2012.10.31 風見③ 01

 カメラを握る際に、シャッターボタンに指を置いておくのが、風見の癖になっている。

 223号室から、ギャルのメイクをした薄着の女性が飛び出してきた。


 風見はこちらに向かって歩いてくるギャルを被写体として認識する。

 写真撮影モードから動画撮影モードに切り替える。なにに違和感を覚えたのかわからないままの行動だった。


 違和感を覚えたら、シャッターを切れ。


 UMAと思しき動物をいくつも撮影してきたハザマの取材をしたときに、風見が教わった心得のひとつを思い出した。

 この教えを守ることで、風見もよくわからない動物の動画撮影に何度も成功した。

 おかげさまで、小銭を稼げている。
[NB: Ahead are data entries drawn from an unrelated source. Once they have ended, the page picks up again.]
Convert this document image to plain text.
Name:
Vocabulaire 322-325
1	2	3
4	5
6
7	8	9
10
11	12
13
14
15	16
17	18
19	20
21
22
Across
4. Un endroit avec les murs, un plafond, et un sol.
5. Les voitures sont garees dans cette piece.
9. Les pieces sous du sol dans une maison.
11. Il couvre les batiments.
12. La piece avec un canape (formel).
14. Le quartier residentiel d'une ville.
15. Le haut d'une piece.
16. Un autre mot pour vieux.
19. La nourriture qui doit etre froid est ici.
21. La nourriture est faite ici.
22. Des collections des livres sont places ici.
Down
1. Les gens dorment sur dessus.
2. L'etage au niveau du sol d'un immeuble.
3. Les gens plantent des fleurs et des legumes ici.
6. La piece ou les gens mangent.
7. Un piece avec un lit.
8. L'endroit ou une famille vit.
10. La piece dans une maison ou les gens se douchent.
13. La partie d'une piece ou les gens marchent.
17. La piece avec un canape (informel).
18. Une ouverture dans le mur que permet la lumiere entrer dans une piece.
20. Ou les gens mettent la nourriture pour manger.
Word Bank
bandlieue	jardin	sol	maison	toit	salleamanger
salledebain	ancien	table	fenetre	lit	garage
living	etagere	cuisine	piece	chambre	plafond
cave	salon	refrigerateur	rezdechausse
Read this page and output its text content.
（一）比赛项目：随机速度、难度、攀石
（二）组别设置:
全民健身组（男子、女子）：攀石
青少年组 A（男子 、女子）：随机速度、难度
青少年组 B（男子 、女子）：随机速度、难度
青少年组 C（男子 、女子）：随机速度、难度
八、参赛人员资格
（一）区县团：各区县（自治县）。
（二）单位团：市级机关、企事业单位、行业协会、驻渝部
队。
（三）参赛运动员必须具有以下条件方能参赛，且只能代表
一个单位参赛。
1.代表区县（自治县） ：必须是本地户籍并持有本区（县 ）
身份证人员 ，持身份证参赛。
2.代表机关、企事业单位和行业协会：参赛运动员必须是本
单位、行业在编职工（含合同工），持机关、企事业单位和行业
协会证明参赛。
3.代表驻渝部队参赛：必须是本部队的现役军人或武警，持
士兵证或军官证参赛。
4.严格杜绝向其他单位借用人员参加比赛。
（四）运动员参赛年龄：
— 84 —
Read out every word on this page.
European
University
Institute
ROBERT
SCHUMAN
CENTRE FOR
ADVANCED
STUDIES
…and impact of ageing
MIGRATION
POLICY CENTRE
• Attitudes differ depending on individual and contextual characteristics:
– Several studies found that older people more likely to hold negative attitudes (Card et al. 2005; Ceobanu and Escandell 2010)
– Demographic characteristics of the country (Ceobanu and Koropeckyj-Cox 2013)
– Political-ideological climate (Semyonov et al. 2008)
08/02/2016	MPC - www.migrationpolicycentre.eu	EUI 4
ありがとうございます、ハザマ師匠。

 しかし師匠。

 今回ばかりは、小銭稼ぎに繋がる動画がうまれるとは思えません。

 そもそも、ギャルが病院にいるのが異常か? 


 たしかに、入院生活でよく見る女性は、化粧をする余裕もない患者や、ばっちり化粧をしている看護師、あとは老人ぐらいだ。とはいえ、子供ができたから、堕ろそうと考えてギャルが病院にやってきてもおかしくはない。

 ならば、もっと根本的なものに、風見の勘が働いたのかもしれない。

 女性は化粧で変わるものだ。

 清楚系のAVでデビューした女優だって、ギャル風のメイクをしたら、がらりと印象が変わる。だからこそ、目の前の彼女の正体が、風見のよく知る人物という可能性だってある。


「カレ――」「あれ? 有くんのお姉さん? 聖里菜さんでしたっけ?」


 一緒にいた楓が口を開いた。風見は発言の途中で口を閉じていた。


「ん? かれが、どうかしましたか?」


 気づいても流せないのは、さすが中学生様だ。立派なレディならば、聞いてないふりができるというのに。

 まだまだ甘いぞ、楓ちゃん。


「カレ――そう、カレーだよ。味の薄い病院食ばっかりだったからさ、自販機で買う野菜ジュースの濃厚さに助けらることってあるだろ? だからこそ、退院したらカレーが食いたいなぁと思ってさ」


「おごる、おごるで。手伝ってくれたらカレーでもなんでも。うち美味い店知っとるから」


 苦し紛れのカレー話に、聖里菜が食いついてきた。鬼気迫るものを感じる。彼女は目を血走らせながら、がしっと風見の肩を掴む。


「じゃあ、楓は病室に戻ってますから」


「そない殺生なこと言わんと、楓ちゃんも手伝ってーや。頼むで」


 聖里菜は楓に話しかけながらも、風見の肩から手を離さない。ぐいぐいと爪がめりこんできて痛い。


「なーに言ってるんだか? 初対面で楓のことをぼろくそに言ったのを忘れたのですか? なにするか知りませんが、口喧嘩したことを後悔すればいいんですよ。じゃあ、そういうことで」


 病室に向かいながら、楓は小さくガッツポーズをしている。わずかな動きであったが、聖里菜も気づいたようだ。風見から手を離し、聖里菜は腕を組んだ。


「せやから、そーいうところが、ガキやって言うてんねん」


 効果は抜群だ。

 楓は足を止め、顔を真っ赤にして引き返してくる。悠々と病室に向かっていた速度よりも何倍も速い。


「撤回しろー。楓は、ガキじゃない」


「いや、自分のことを名前で呼んでる奴は、小さい子供みたいなもんやろが」


「そーいうとこっ。楓をいらつかせるところは!」


「はいはい、楓ちゃん落ち着いて。騒いだら迷惑だからね」


 二人の間に割って入ったが、どちらの体にも風見はノータッチだ。こういうところで、胸を揉んで黙らすことができない。

 楓の膨らみはじめの胸を見てから、ギャルの巨乳に視線をうつす。